I do work on things but my process is slow and enthusiastic. I spend a lot of time reading and thinking and getting excited, but not as much time photographing or printing or exhibiting. Publishing is a bit tricky to share with this audience as they know me as an artist first, friend second and publisher third.
Instead I spend time working on publishing, selling and book making. To some extent these are the larger pieces of my craft: things I work at day in and day out and, I think, I'm getting a lot better at. When I edit people's work to make books right now I feel confident that my decisions are good, or at least make sense, and my design notions are, similarly, getting better. If you think of craft as something one is continually honing I'd say that this is the best example of that for me.
But recently I've started to hone the way that I exhibit. See I really like exhibitions - I think installations and exhibitions can be really exciting, immersive and complex. I love exhibitions that feel like I'm entering someone's world - that block out the rest of the world and suck me in. I want an experience, something where the whole thing makes me go 'woah', rather than just the painting or the sculpture or whatever.
To some extent, I think an artist adding one cherry on top of a fairly standard hang is often enough. An object, one picture hung weirdly, something special and unique. Not every show has to be flawlessly original, but each show should have something that pushes it a bit, at least to my taste.
But when I look at my own exhibiting I can see that rarely have I met even that standard. Which is ok because I, like everyone, am learning and working to get somewhere. Of course my early exhibitions aren't going to meet my standards now because my standards have changed. But what is exciting, genuinely exciting, is thinking about how what I do next COULD meet those standards. See I've exhibited the Killing Sink a few too many times in the same way - unframed prints, printed on soft paper, pinned to the wall. They look great and I'm proud of what I've done, however it's time for something new.

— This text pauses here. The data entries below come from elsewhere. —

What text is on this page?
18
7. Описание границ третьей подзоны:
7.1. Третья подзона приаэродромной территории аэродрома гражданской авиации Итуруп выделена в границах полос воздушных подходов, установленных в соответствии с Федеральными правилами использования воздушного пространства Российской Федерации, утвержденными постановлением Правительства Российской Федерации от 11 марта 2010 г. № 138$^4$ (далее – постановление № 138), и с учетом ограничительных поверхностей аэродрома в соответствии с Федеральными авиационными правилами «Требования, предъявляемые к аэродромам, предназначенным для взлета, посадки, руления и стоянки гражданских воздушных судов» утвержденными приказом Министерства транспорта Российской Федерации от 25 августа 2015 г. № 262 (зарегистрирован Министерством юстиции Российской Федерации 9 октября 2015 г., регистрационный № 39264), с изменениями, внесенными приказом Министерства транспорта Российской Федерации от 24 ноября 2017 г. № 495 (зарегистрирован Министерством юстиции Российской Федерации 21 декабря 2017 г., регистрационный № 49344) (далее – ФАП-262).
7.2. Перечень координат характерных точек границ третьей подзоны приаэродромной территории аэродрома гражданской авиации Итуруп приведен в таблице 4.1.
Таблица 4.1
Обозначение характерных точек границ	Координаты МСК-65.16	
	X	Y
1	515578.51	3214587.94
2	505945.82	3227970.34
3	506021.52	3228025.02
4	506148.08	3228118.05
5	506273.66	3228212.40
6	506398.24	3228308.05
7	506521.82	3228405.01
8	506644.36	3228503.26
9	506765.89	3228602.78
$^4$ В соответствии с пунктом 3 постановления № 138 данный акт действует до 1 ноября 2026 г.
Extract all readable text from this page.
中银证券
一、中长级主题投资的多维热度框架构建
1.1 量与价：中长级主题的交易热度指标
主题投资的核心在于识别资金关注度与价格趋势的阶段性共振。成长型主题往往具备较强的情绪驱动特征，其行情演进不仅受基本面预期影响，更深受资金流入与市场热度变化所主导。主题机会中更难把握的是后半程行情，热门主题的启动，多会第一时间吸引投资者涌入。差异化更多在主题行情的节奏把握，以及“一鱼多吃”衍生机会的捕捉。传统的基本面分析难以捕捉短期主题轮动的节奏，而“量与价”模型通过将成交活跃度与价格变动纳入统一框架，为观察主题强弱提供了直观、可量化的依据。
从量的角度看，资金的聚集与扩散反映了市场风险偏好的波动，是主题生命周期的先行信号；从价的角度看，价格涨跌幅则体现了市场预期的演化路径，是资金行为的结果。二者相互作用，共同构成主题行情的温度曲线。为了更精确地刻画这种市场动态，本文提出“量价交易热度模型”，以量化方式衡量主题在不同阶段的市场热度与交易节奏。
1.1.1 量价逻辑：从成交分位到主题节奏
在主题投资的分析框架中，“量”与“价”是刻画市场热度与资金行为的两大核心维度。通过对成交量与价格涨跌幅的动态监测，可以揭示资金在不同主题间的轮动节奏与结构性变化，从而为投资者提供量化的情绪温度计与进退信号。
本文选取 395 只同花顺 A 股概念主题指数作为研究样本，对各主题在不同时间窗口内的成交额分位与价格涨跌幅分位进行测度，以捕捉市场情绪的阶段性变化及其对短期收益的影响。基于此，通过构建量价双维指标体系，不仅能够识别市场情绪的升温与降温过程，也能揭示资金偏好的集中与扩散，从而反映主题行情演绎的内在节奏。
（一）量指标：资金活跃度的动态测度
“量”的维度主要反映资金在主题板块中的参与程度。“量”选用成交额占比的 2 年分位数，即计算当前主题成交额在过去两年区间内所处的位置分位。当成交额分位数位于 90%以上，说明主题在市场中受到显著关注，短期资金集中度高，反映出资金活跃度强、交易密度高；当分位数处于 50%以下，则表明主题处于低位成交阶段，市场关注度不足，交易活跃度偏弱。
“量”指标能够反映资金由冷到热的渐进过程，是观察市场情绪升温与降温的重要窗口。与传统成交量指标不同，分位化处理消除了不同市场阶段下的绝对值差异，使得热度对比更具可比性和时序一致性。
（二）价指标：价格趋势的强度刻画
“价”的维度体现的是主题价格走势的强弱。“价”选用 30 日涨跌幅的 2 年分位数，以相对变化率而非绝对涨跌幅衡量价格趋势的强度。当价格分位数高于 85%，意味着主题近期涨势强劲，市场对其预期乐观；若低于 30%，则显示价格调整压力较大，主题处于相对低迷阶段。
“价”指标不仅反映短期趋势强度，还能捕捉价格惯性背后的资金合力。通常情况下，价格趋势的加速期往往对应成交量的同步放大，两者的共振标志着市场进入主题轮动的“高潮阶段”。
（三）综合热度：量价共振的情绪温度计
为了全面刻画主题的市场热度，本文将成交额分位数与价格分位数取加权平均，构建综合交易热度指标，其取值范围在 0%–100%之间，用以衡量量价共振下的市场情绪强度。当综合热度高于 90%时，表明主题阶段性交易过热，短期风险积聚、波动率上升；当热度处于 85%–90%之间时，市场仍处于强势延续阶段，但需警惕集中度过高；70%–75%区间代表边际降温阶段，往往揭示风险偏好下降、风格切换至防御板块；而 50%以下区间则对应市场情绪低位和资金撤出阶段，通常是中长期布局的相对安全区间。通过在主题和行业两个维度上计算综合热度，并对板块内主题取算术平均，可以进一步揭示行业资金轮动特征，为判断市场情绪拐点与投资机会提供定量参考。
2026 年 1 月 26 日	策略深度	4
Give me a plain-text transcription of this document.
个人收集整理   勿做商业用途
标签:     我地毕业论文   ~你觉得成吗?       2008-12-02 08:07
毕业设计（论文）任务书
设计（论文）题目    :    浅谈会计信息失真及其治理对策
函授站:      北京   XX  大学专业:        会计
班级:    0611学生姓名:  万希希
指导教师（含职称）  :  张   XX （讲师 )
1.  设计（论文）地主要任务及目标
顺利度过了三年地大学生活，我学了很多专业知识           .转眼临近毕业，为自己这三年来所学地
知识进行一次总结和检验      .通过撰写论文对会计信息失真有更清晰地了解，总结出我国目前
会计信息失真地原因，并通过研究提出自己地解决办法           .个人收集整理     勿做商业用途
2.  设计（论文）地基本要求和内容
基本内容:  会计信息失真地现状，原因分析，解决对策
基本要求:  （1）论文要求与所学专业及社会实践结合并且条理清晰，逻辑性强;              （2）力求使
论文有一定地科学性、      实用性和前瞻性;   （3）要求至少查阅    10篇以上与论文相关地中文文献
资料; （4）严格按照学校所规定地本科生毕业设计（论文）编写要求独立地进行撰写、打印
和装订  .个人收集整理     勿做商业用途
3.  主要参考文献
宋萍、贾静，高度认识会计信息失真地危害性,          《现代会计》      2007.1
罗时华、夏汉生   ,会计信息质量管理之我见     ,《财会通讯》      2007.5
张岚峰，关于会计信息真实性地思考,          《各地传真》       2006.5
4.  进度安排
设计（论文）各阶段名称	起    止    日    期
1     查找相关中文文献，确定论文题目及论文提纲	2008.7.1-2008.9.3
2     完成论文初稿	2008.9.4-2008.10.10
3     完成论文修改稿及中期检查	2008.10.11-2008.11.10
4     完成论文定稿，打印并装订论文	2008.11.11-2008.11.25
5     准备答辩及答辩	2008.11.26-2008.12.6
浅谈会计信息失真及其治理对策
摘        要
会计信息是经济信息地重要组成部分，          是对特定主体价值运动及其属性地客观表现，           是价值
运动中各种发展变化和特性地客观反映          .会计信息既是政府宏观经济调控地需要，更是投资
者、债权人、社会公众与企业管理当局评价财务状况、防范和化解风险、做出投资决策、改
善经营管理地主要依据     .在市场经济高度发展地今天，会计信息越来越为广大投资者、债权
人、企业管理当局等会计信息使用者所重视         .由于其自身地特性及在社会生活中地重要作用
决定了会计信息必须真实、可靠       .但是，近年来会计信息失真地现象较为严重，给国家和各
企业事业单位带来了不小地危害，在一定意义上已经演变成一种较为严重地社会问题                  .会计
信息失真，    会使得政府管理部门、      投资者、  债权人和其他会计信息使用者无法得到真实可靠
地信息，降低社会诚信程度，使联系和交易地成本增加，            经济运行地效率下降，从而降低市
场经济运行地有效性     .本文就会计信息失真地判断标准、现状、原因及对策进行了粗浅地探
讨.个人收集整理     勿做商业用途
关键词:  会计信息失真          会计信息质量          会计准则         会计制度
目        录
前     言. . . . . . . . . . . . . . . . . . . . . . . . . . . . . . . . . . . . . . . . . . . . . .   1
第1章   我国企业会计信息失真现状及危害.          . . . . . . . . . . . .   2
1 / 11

This excites me because I don't want to be done with the work. It took me 5 years to make so for it to have, say, only a 12 month life just doesn't feel good to me at all. But it'd be absurd to exhibit it the same way over and over again because, shit, that is insanely dull. I like the idea that each new time I exhibit it there's something I can try or build on. And again this is NOT something I've been doing. Yet. But I am doing to start and I have some cool ideas, so we'll see how they come together.
One of the reasons I stick with making art is because it feels like it's rewarding. Improving is self-driven and oh so satisfying and thrilling. Sometimes I'm just abuzz with what I COULD do and that nearly infinite space of ideas is where I love to live.
Another way I could look at craft is that my book binding is a form of craft. This isn't something I've written much about, but for a long time I wanted my art practice to involve hand made books - the way I approached that in 2015-2017 wasn't something I could build on, but since learning more about book making I've come back to binding as something I'd like to pick back up.
This time instead of producing books through handmade processes as objects to sell, they are more ways of understanding my own photography, art and ideas, as well as facilitating learning in workshops I'm teaching.
Anyway, craft is an interesting topic - what we spend time getting better at is interesting to me. I'm not someone who wants to improve endlessly - I'm good enough at exercise, at communication, at reading, at writing, at my day job, at lots of things - I really only try to get better at cooking, art making, being a good person and living well. That's more than enough for me.